A system has compositional integrity when:

  • state boundaries are explicit
  • transitions are constrained across subsystems
  • sequencing is enforced
  • invariants are preserved globally

This requires discipline.

Not just in code, but in architecture.

Interfaces must encode constraints.

Events must carry sufficient context.

Operations must be idempotent across boundaries.

State must be versioned or validated at execution time.

Without these properties, composition becomes fragile.

Observability as proof of composition

One way to evaluate compositional integrity is through observability.

If a system cannot reconstruct the full lifecycle of a transaction across all subsystems, then its composition is not well defined.

Observability provides:

  • traceability across boundaries
  • visibility into sequencing
  • evidence of invariant preservation

It acts as a verification layer for system behavior.

The final model

We can describe a financial system as:

Global State S

Transitions:
  LedgerTransition
  CustodyTransition
  ComplianceTransition
  OrchestrationTransition

System integrity requires:

For all transitions T:
  invariants(S, T) are preserved across composition
Enter fullscreen mode Exit fullscreen mode

This is not enforced by any single component.

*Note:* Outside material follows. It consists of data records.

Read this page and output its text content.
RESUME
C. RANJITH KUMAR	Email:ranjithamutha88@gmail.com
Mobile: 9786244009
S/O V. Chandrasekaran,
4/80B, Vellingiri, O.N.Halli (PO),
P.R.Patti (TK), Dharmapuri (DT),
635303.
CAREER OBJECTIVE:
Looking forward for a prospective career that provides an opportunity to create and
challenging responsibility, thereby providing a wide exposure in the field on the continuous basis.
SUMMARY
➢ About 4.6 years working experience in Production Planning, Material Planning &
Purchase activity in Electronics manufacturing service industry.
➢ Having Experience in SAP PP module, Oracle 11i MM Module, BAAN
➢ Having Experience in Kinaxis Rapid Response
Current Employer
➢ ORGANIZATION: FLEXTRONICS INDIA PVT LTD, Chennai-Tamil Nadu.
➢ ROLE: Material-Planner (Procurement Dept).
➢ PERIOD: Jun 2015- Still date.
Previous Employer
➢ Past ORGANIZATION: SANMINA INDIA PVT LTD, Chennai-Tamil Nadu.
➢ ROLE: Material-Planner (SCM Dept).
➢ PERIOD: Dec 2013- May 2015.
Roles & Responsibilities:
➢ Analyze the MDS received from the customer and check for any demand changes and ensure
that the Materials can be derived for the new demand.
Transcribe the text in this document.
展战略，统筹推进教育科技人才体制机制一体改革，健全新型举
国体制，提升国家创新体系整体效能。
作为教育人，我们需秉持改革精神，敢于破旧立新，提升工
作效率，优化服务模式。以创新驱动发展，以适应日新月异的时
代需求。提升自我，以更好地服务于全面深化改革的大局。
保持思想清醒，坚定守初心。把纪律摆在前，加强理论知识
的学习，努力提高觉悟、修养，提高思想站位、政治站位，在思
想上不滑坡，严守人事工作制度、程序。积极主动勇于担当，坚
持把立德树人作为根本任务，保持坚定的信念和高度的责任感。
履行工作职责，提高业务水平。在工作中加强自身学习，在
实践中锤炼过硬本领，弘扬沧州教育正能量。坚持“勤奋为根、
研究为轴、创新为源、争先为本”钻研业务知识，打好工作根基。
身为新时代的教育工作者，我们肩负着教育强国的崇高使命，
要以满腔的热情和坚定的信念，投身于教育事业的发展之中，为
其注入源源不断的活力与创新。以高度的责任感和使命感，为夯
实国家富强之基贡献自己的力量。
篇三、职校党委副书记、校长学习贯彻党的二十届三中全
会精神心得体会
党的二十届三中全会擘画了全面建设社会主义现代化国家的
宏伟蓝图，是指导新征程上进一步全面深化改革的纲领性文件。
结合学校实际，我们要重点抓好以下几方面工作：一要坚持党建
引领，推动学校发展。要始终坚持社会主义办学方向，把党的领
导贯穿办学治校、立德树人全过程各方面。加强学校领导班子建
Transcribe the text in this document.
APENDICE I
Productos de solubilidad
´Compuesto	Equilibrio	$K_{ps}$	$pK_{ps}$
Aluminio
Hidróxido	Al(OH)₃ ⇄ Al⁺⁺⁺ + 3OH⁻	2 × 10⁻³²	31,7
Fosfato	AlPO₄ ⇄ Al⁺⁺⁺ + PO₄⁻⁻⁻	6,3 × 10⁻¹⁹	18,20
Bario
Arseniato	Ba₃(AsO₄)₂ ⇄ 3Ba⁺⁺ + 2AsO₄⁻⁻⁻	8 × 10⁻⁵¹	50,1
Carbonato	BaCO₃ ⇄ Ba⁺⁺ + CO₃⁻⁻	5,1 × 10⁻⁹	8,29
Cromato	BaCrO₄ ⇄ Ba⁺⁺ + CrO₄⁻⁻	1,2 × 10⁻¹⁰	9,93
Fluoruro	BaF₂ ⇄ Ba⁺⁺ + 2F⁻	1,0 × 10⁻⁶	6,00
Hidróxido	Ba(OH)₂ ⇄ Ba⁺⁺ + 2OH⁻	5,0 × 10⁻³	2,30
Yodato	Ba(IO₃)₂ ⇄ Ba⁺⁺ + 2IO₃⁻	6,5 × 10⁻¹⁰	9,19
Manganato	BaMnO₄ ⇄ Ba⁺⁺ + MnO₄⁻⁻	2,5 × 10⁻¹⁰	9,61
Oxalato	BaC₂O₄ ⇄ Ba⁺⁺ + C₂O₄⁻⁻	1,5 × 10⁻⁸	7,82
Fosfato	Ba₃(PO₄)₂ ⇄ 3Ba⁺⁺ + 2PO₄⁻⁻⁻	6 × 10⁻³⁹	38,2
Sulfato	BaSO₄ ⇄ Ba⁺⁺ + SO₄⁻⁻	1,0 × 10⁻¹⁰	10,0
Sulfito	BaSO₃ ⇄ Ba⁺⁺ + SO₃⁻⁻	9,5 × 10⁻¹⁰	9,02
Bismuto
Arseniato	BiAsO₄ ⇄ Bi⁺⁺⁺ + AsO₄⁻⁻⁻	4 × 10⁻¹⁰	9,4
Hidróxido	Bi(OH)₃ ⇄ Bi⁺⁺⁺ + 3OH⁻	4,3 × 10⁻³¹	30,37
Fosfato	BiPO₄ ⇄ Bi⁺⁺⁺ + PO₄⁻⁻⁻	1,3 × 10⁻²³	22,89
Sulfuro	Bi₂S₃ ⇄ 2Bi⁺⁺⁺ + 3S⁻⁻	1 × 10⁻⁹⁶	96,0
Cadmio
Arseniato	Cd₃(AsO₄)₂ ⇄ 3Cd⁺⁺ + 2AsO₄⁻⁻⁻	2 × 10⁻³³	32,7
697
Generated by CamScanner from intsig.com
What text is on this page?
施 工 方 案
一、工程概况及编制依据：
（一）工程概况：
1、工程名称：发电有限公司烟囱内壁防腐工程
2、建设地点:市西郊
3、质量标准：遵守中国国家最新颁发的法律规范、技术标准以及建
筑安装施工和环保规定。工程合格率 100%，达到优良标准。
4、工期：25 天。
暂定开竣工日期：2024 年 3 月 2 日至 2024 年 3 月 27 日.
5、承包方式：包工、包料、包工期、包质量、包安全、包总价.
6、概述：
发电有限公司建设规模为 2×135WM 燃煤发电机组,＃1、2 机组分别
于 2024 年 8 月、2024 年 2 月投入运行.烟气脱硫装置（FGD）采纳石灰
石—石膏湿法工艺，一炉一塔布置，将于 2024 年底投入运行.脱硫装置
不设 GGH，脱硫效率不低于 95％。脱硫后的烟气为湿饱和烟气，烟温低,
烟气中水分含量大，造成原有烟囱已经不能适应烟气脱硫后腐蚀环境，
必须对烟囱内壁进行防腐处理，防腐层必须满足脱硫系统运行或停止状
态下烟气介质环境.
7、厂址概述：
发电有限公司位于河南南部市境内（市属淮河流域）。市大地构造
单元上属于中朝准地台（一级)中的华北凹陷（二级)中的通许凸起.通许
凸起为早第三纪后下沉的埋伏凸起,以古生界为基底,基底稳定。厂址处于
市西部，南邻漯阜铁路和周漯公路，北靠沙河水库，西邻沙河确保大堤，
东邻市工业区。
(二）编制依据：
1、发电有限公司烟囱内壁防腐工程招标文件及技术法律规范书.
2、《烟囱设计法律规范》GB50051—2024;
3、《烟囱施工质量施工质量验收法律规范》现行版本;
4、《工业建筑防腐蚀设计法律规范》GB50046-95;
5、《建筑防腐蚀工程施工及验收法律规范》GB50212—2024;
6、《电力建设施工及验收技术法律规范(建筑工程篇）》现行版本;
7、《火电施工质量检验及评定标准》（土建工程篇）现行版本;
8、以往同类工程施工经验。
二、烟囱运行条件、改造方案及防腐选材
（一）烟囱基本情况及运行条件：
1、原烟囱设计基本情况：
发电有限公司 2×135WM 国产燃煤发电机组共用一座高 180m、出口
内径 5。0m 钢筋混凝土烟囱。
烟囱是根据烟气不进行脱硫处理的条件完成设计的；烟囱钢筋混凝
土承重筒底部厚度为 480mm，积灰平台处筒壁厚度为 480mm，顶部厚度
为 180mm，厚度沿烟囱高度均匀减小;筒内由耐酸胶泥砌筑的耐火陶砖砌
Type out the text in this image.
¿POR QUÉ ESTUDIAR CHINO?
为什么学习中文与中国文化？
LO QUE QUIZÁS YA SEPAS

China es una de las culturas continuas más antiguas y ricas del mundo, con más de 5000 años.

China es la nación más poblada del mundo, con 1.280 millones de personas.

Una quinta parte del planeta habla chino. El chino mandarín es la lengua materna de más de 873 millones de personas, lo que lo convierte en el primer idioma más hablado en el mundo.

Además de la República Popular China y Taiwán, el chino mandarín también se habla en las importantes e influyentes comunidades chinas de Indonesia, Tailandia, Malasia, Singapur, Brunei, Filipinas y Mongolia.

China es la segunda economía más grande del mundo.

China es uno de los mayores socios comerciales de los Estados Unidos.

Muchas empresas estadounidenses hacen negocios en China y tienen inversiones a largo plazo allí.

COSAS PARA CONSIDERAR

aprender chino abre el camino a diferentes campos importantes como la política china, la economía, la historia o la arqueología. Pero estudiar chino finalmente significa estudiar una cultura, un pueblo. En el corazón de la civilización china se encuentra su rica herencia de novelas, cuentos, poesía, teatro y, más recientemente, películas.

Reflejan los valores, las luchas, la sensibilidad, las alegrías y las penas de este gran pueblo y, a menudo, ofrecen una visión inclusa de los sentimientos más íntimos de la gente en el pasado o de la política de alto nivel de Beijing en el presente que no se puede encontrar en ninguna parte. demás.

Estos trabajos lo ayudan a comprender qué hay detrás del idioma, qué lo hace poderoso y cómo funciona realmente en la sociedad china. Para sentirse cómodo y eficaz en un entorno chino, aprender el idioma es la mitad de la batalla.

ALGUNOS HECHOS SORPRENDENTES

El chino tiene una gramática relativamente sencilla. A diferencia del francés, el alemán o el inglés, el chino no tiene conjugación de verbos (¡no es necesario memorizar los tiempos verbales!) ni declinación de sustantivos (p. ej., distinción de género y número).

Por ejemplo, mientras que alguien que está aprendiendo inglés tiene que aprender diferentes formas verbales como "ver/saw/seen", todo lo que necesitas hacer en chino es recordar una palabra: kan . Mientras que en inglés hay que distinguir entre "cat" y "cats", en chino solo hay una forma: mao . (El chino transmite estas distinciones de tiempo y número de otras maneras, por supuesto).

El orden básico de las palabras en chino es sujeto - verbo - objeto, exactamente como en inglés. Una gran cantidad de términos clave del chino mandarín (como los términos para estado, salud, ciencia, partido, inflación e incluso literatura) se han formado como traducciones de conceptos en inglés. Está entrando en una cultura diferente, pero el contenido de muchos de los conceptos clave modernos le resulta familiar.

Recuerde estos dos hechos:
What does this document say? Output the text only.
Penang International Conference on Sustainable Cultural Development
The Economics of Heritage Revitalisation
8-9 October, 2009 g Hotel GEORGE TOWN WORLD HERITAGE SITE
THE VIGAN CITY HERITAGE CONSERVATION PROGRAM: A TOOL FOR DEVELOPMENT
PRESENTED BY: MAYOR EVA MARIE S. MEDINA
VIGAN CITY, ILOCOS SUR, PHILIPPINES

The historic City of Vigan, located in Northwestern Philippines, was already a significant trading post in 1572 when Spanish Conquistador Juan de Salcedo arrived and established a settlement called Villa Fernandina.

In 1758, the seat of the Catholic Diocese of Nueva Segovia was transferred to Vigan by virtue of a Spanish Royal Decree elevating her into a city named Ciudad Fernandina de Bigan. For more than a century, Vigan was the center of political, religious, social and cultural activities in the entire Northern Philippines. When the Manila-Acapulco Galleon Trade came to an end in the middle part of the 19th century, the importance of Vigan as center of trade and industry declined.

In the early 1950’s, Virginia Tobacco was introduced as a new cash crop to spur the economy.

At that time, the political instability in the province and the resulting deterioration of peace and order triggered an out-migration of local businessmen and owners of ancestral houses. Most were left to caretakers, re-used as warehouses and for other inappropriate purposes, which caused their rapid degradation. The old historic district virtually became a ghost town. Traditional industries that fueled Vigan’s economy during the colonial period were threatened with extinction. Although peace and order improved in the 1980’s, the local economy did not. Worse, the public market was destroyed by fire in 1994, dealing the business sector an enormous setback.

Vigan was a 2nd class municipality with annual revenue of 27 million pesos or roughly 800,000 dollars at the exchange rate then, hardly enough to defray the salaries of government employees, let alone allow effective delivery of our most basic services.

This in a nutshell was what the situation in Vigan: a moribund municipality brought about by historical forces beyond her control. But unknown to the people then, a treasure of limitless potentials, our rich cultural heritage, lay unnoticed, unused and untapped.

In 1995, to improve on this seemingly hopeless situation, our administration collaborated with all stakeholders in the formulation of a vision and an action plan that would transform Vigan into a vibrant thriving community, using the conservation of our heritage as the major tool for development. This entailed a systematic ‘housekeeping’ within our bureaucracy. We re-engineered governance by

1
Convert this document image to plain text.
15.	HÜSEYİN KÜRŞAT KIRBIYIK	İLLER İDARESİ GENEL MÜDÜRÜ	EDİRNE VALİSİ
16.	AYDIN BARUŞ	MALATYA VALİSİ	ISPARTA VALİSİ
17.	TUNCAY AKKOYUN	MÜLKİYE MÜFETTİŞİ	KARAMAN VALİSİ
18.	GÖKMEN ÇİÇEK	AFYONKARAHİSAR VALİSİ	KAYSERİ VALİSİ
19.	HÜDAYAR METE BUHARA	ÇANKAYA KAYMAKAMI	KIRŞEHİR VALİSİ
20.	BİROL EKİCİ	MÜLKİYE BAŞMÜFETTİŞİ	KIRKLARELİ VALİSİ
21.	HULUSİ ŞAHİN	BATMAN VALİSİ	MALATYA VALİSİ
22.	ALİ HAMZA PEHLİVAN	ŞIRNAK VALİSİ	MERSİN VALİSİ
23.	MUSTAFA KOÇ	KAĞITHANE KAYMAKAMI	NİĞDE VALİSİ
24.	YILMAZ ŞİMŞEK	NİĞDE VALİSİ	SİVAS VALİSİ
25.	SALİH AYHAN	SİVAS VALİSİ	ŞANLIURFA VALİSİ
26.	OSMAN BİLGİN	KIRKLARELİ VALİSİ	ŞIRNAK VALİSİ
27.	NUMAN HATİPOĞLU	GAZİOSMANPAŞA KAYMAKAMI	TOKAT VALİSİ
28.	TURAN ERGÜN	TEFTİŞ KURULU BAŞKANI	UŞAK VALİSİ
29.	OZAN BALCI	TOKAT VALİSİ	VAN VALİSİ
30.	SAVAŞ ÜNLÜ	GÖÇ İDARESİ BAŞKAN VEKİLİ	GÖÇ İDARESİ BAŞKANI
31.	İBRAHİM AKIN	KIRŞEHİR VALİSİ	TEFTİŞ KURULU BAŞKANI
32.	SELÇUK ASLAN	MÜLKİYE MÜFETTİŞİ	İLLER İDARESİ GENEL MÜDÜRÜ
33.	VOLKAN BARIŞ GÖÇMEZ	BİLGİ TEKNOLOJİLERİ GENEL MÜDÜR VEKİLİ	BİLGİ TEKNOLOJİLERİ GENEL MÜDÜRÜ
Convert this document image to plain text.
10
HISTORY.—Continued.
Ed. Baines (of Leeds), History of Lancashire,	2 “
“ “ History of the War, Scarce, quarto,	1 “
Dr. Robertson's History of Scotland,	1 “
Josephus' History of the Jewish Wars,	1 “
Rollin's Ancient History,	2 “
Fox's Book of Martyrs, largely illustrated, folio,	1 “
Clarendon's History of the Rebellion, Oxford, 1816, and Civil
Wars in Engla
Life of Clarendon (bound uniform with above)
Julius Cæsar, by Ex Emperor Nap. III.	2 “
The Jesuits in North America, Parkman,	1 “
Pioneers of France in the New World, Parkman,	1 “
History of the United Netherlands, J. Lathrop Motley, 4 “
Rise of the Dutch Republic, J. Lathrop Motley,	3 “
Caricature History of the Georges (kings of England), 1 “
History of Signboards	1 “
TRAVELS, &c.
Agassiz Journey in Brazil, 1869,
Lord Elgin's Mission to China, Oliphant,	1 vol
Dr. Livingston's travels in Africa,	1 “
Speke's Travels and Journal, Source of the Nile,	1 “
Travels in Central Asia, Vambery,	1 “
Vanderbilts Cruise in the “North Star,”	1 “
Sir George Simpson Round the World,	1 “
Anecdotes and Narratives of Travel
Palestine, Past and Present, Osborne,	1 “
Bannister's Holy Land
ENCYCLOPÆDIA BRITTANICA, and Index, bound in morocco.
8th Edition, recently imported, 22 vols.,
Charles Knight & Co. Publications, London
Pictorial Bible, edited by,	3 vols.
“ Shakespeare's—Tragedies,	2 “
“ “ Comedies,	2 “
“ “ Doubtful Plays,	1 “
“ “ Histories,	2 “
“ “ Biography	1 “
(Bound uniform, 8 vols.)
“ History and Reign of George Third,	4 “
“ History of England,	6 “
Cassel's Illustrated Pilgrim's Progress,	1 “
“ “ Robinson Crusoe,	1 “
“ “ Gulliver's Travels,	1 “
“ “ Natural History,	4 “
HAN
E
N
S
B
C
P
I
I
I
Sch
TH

It emerges from the architecture.

Conclusion

Financial systems are often engineered as collections of services, each responsible for a specific concern. This perspective is incomplete.

These systems are composed state machines whose correctness depends on the interaction of their components under real world conditions.

Ledger ensures correctness of value.
Custody ensures control of authority.
Compliance ensures validity of behavior.
Orchestration ensures coordination of execution.

But system integrity exists only when these are composed under strict constraints.

Without disciplined composition, even correct components produce incorrect systems.

Financial infrastructure is not defined by its parts.

It is defined by how those parts behave together.